If I stop in only means that I have been ka-bonked on the head by one of these hefty raindrops. I should go inside to find my hardhat but I choose to toss caution to the morning wind like those base jumpers. We all have to push the envelope every now and then, besides a headline in the Knoxville News Sentinel that read Local naturalist KO'd by falling acorn might be amusing to some. 

This is going to be a good fall to be a squirrel. Bellies will be fat. Larders stuffed. Globular treasures hidden.

What did Dylan sing? "It's a hard, it's a hard, it's a hard mast's a-gonna fall."

Indeed. Like the Australian lungfish (Neoceratodus forsteri) Fortey writes about, this advanced boney head, squashy bodied animal has somehow survived another morning. 

I made it to the end of this post with my noggin intact.

Friday, September 19, 2014

yellow fuzzy

Looking at this fuzzy thing, you'd never suspect it would grow up to be called a dagger moth, so called because the adult moths have markings on their wings that look like tiny stilettos.

The caterpillars look more like one of those plush stuffed animals you win at the county fair ring-toss game, or try to win to impress a girl. (Yes, I've done it and never won or impressed.)

There are well over 100 species worldwide in this group.
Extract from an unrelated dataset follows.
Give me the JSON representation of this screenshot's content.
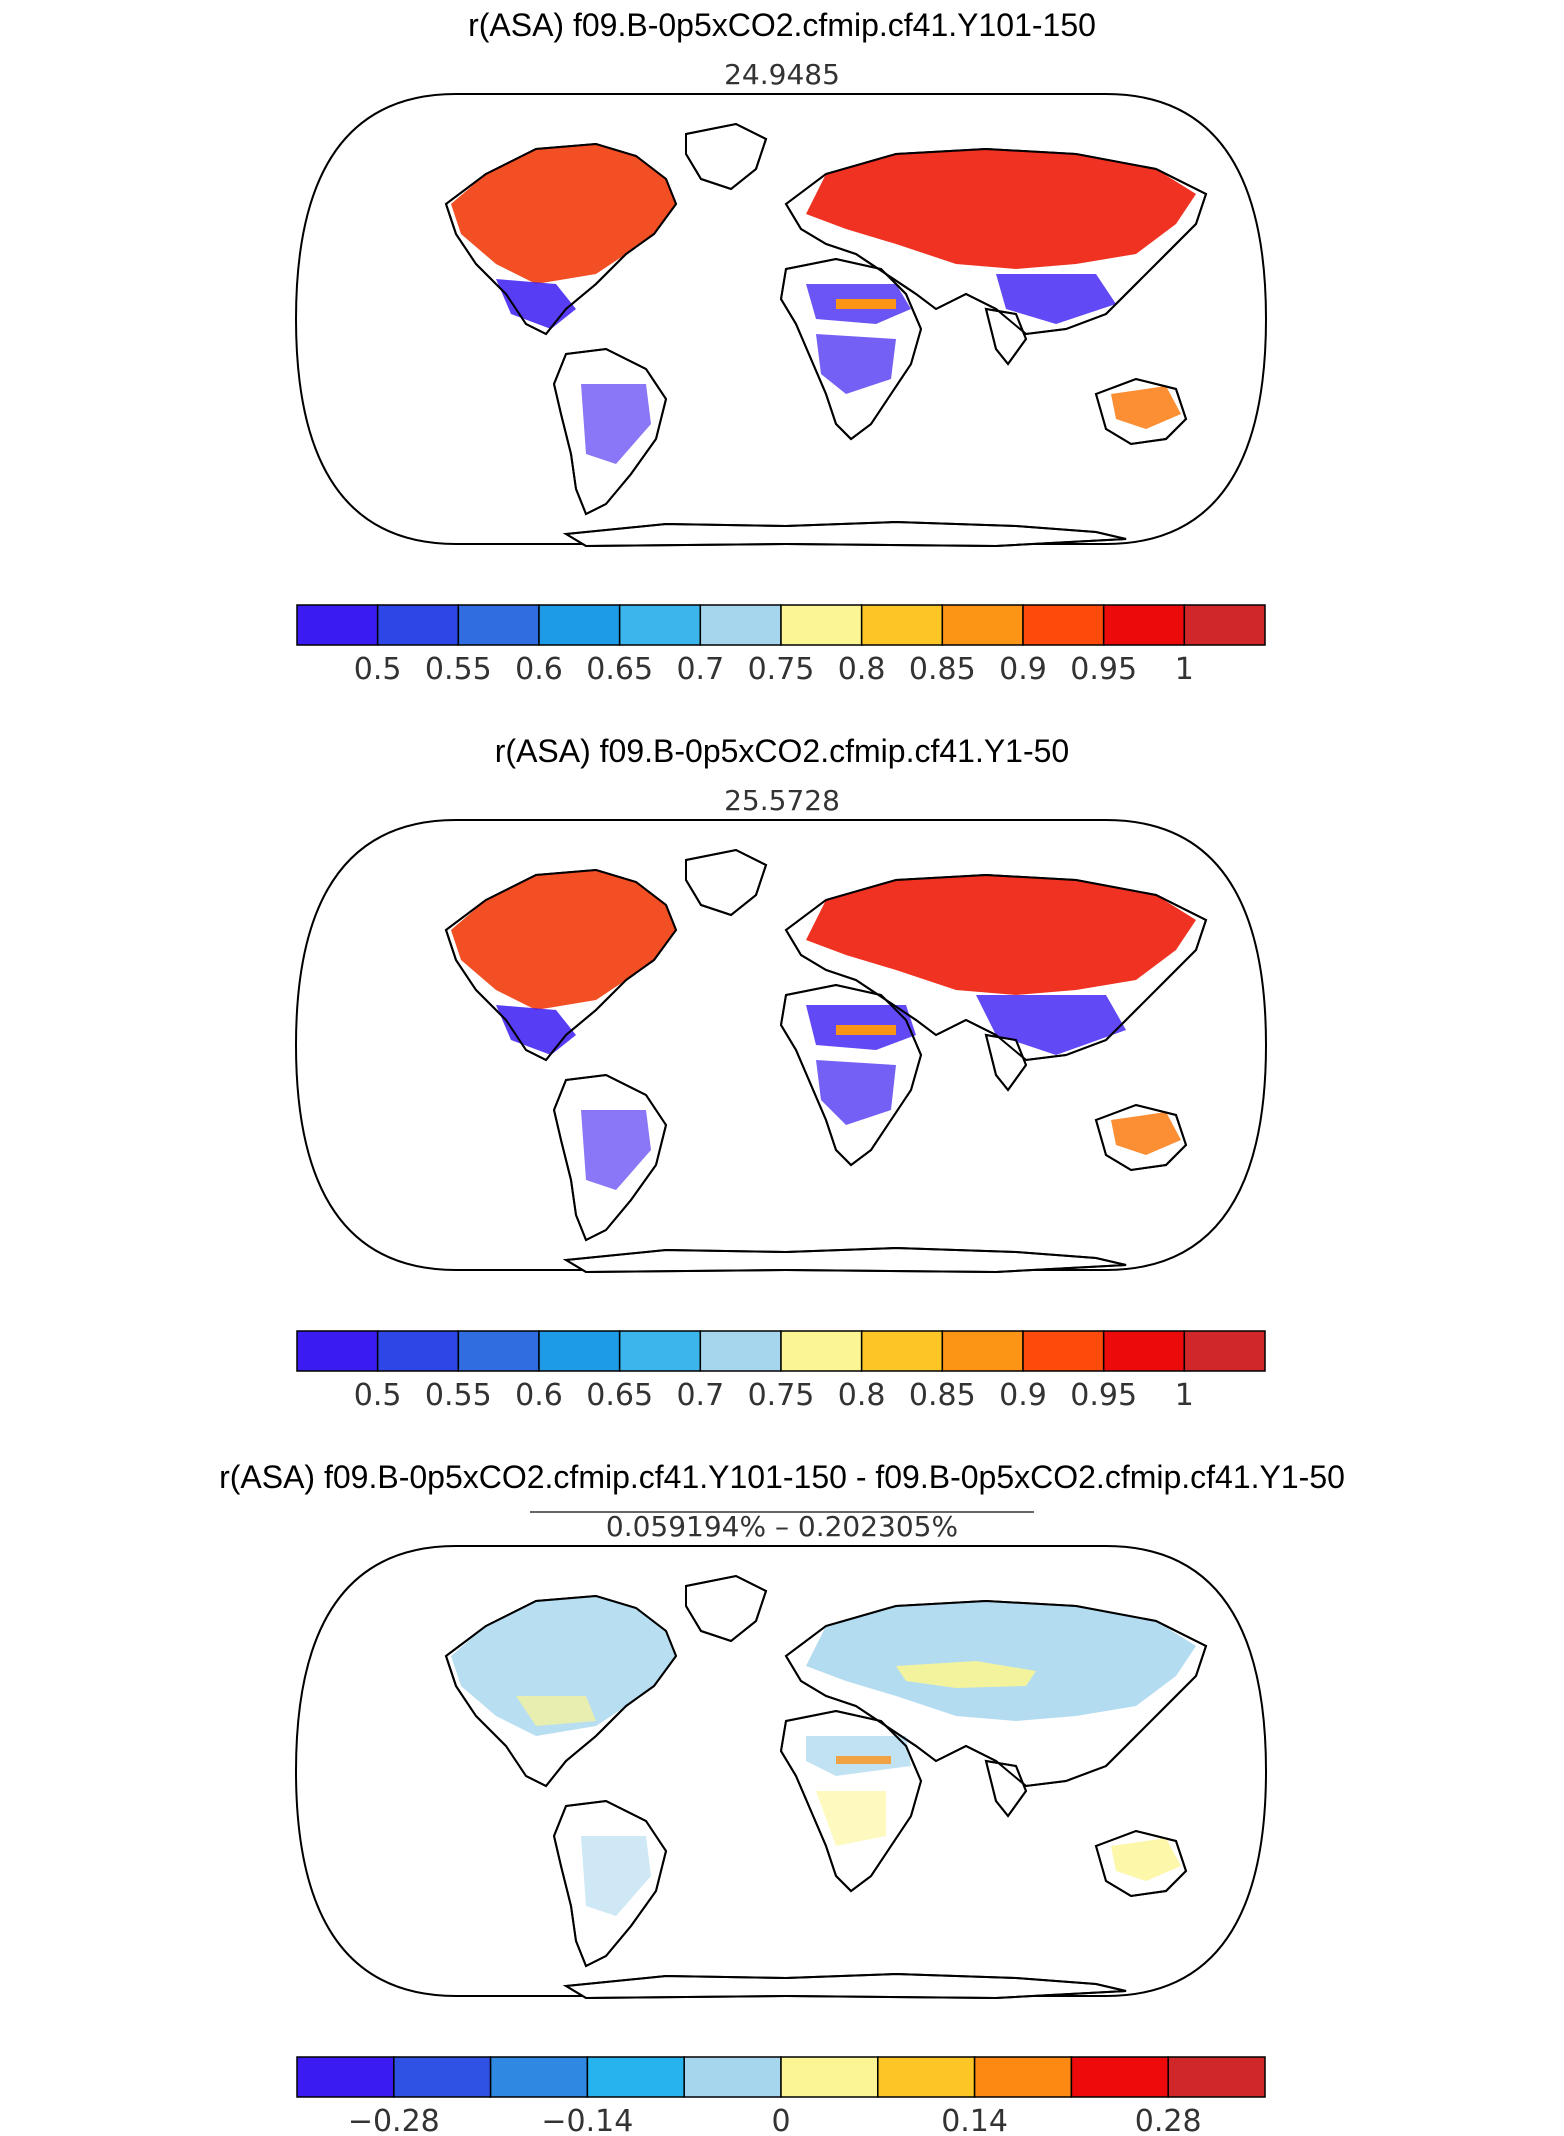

This fuzzy-wuzzy will spin a cocoon and emerge next spring as an American dagger moth, Acronicta americana.

- Photo taken at Ijams Nature Center

Tuesday, September 16, 2014

little shadow

What is life?

It is the flash of a firefly in the night,

It is the breath of a buffalo in the winter time.

It is the little shadow which runs across the grass

and loses itself in the sunset.

- Crowfoot, or Issapóómahksika, Native American, 
chief of the Siksika Nation

Thursday, September 11, 2014

bath time for screech

Truly, no one likes to be photographed as soon as they step out of the shower. Uncurried. Unfluffed. Unpreened.
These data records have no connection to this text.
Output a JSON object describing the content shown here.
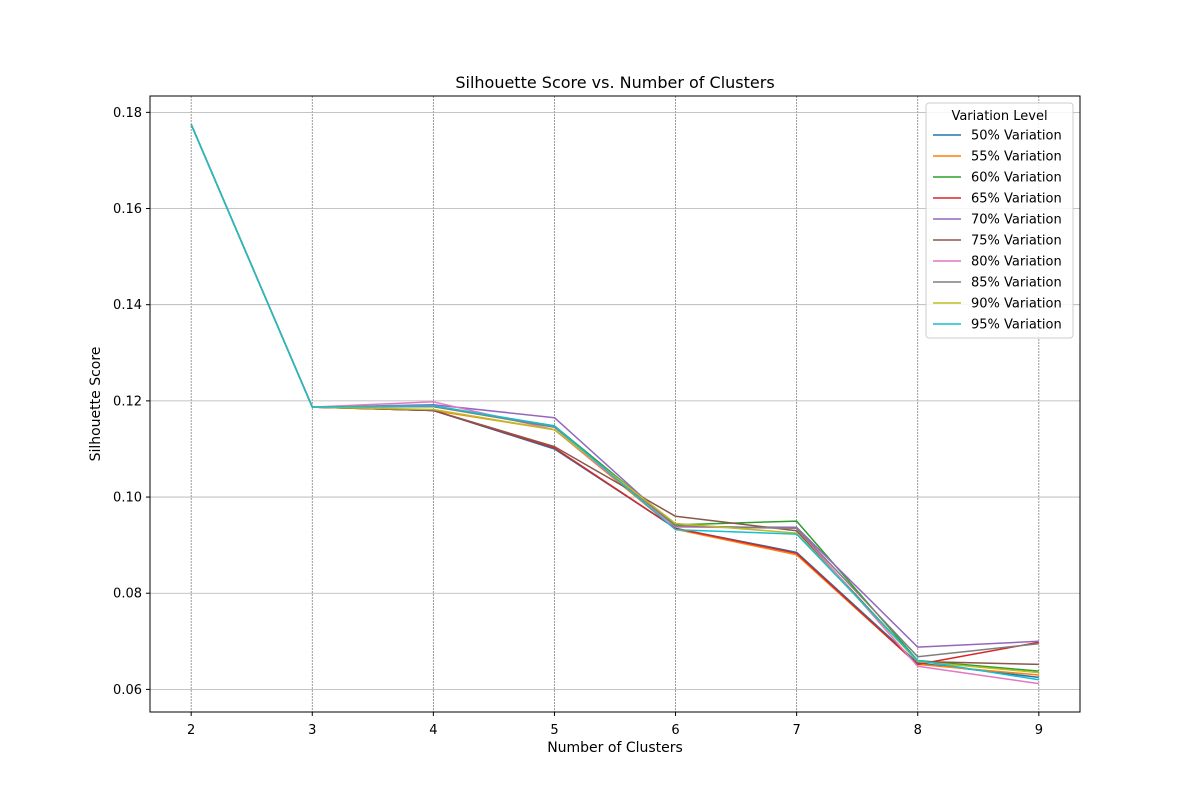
{
  "chart_data": {
    "type": "line",
    "title": "Silhouette Score vs. Number of Clusters",
    "xlabel": "Number of Clusters",
    "ylabel": "Silhouette Score",
    "x": [
      2,
      3,
      4,
      5,
      6,
      7,
      8,
      9
    ],
    "xlim": [
      1.66,
      9.34
    ],
    "ylim": [
      0.0553,
      0.1834
    ],
    "yticks": [
      "0.06",
      "0.08",
      "0.10",
      "0.12",
      "0.14",
      "0.16",
      "0.18"
    ],
    "xticks": [
      "2",
      "3",
      "4",
      "5",
      "6",
      "7",
      "8",
      "9"
    ],
    "grid": true,
    "legend": {
      "title": "Variation Level",
      "position": "top-right"
    },
    "series": [
      {
        "name": "50% Variation",
        "color": "#1f77b4",
        "values": [
          0.1775,
          0.1187,
          0.118,
          0.11,
          0.0935,
          0.0885,
          0.0655,
          0.0625
        ]
      },
      {
        "name": "55% Variation",
        "color": "#ff7f0e",
        "values": [
          0.1775,
          0.1187,
          0.118,
          0.114,
          0.0933,
          0.088,
          0.0652,
          0.063
        ]
      },
      {
        "name": "60% Variation",
        "color": "#2ca02c",
        "values": [
          0.1775,
          0.1187,
          0.1188,
          0.1148,
          0.0942,
          0.095,
          0.066,
          0.0638
        ]
      },
      {
        "name": "65% Variation",
        "color": "#d62728",
        "values": [
          0.1775,
          0.1187,
          0.118,
          0.1102,
          0.0935,
          0.0883,
          0.0652,
          0.0698
        ]
      },
      {
        "name": "70% Variation",
        "color": "#9467bd",
        "values": [
          0.1775,
          0.1187,
          0.1192,
          0.1165,
          0.0938,
          0.0937,
          0.0688,
          0.07
        ]
      },
      {
        "name": "75% Variation",
        "color": "#8c564b",
        "values": [
          0.1775,
          0.1187,
          0.118,
          0.1105,
          0.096,
          0.093,
          0.0658,
          0.0652
        ]
      },
      {
        "name": "80% Variation",
        "color": "#e377c2",
        "values": [
          0.1775,
          0.1187,
          0.1198,
          0.114,
          0.0938,
          0.0935,
          0.0648,
          0.0612
        ]
      },
      {
        "name": "85% Variation",
        "color": "#7f7f7f",
        "values": [
          0.1775,
          0.1187,
          0.1188,
          0.1145,
          0.094,
          0.0935,
          0.0668,
          0.0695
        ]
      },
      {
        "name": "90% Variation",
        "color": "#bcbd22",
        "values": [
          0.1775,
          0.1187,
          0.1182,
          0.114,
          0.0945,
          0.0925,
          0.0658,
          0.0635
        ]
      },
      {
        "name": "95% Variation",
        "color": "#17becf",
        "values": [
          0.1775,
          0.1187,
          0.119,
          0.1148,
          0.0932,
          0.0923,
          0.066,
          0.062
        ]
      }
    ]
  }
}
The education birds at Ijams have places to perch to avoid getting wet when it rains but they often prefer to enjoy a refreshing shower. 
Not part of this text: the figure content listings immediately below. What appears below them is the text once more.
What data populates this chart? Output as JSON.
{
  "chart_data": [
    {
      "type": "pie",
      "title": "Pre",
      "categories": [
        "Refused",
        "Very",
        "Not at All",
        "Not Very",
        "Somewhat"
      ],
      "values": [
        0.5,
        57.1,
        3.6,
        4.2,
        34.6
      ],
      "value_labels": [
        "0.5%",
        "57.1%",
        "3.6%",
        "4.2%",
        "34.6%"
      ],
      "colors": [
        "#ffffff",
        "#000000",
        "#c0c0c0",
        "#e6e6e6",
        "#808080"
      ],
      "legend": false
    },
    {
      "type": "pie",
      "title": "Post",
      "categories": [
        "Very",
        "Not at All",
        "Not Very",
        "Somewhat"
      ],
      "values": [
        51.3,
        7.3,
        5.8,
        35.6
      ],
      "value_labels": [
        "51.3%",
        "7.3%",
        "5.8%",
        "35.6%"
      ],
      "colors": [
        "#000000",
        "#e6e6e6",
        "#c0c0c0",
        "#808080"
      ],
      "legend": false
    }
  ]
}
Also, the little red phase eastern screech-owl at the nature center has been a bit sickly, we've been giving her oral antibiotics for a few weeks, so she wasn't at her best.

She's improving. Thank you for asking. 

So, why did I whip out my cell phone and snap her photo? I couldn't help myself. She was so adorable like one of Jim Henson's creations.  

Monday, September 8, 2014

but one tree

If you could have but one tree in your yard near your home, but one tree to look at through the window when you were ill, but one tree to sit beside when your life is grand or not so, what would that one tree be?

Speak now. What would your tree be?

For me, it would be a Southern magnolia, green and beautiful 365 days, season to season to season. Voluptuous fecund blossoms in the spring. Crimson seeds in the fall. And at this of the year, the leaves develop the most lovely cinnamon-colored patina.

Goodness. But one tree.

Tuesday, September 2, 2014

Next Tuesday was today

OK. I read this last Tuesday on the NPR website: Has Next Tuesday Already Happened?

And wondered, is my life that predetermined? Birth, death and all the points in between. So I decided to mix things up and do something totally unexpected, unplanned, unscripted, unorganized, un-me. I was searching for spontaneity. Lightning in a bottle, once-in-a-lifetime-kind-of-things like a spectacular sunset or a regal mating in the woods, rare moments in nature, recherché and exquisite

But now I have to ask, Is this what I was predetermined to do all along on September 2, 2014?

Thursday, August 28, 2014

grin and tonic

The ALS Ice Bucket Challenge hit home this week, 
except with a twist of lime and Tanqueray, a jaunty blend 
of grain, juniper, coriander, angelica root and liquorice;
and then there's the tonic, H2O with a splash of quinine, 
to ward off malaria.
After all, no one said you have to use water.